Stiff, Radar and F Beat (and Other Punk and New Wave)

Barney Bubbles joined Stiff Records as designer and art director early in 1977. With the label's co-founder Jake Riviera he generated a body of creative work that helped to secure Stiff's reputation as an exciting new independent label. Bubbles created sleeves for bands including The Damned, Elvis Costello, Ian Dury and Wreckless Eric. Often these were accompanied by quirky logos such as the face logo for Blockhead, advertisements and promotional items. The marketing of Elvis Costello's My Aim Is True included advertisements in three UK music papers from which a poster of Costello could be constructed, and the first 1,000 pressings contained an insert headed Help Us Hype Elvis, which, if completed and returned to Stiff, ensured that a friend would received a free copy.
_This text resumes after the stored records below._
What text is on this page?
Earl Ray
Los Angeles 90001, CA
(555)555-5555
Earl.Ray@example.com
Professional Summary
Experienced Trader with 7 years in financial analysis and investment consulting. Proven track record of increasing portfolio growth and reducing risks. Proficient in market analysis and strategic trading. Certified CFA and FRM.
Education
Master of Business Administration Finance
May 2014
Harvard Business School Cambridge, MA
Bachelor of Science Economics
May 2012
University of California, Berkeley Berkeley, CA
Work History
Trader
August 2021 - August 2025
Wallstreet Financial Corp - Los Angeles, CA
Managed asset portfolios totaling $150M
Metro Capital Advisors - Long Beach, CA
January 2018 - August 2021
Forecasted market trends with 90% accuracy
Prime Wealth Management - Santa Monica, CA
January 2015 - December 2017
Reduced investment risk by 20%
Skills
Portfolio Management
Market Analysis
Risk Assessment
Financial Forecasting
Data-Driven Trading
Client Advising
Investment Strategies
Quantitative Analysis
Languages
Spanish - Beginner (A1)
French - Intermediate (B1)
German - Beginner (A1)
When Riviera left Stiff in late 1977 Bubbles joined him at his new label Radar Records and later at Riviera's F-Beat Records. Bubbles created designs for artists such as Elvis Costello, Nick Lowe, Carlene Carter and Clive Langer & The Boxes.

Bubbles also maintained his freelance output, producing designs for Peter Jenner (Ian Dury and Billy Bragg's manager), and others, creating a prodigious output by working for such bands, musicians and performers as Vivian Stanshall, Generation X, Big Star, Johnny Moped, Whirlwind, Billy Bragg, Clover, The Sinceros, Roger Chapman, Phillip Goodhand-Tait, Dr. Feelgood, Inner City Unit and The Psychedelic Furs. As a result his work appeared on releases by labels such as Aura, Chiswick, Utility, Go! Discs, Epic, Charisma, CBS, Line Records, United Artists and Riddle Records. His signature style emerged as one that was colourful, playful, loaded with geometry, art-history and music-history references, jokes, cryptograms and symbols. The overriding appetite was for going against the grain of accepted design standards. His work is simultaneously complex in meaning and simple in its delivery. Examples include:

  • Elvis Costello - This Year's Model, which was designed to have a deliberate miscropping so that the entire design was off-register;
  • The Damned - Damned Damned Damned, a limited number of which were deliberately printed with a photo of Eddie and the Hot Rods on the back of the cover, rather than The Damned playing at The Roxy Club, and with an erratum sticker apologising for this "mistake", and on the front of the LP, on top of the original shrinkwrap, a red food-fight sticker saying 'Damned Damned', thus completing the LP's title when read underneath the band's name;
  • Elvis Costello - Armed Forces, with an extended back panel consisting of folding flaps, postcards carrying the instruction DON'T JOIN (advice against joining the armed forces), and a message that these postcards had been die-cut away from the rest of the sleeve;
  • Ian Dury and the Blockheads - Do It Yourself, which was released in 28 sleeve variations, all of which were designs supplied by Crown Wallpaper.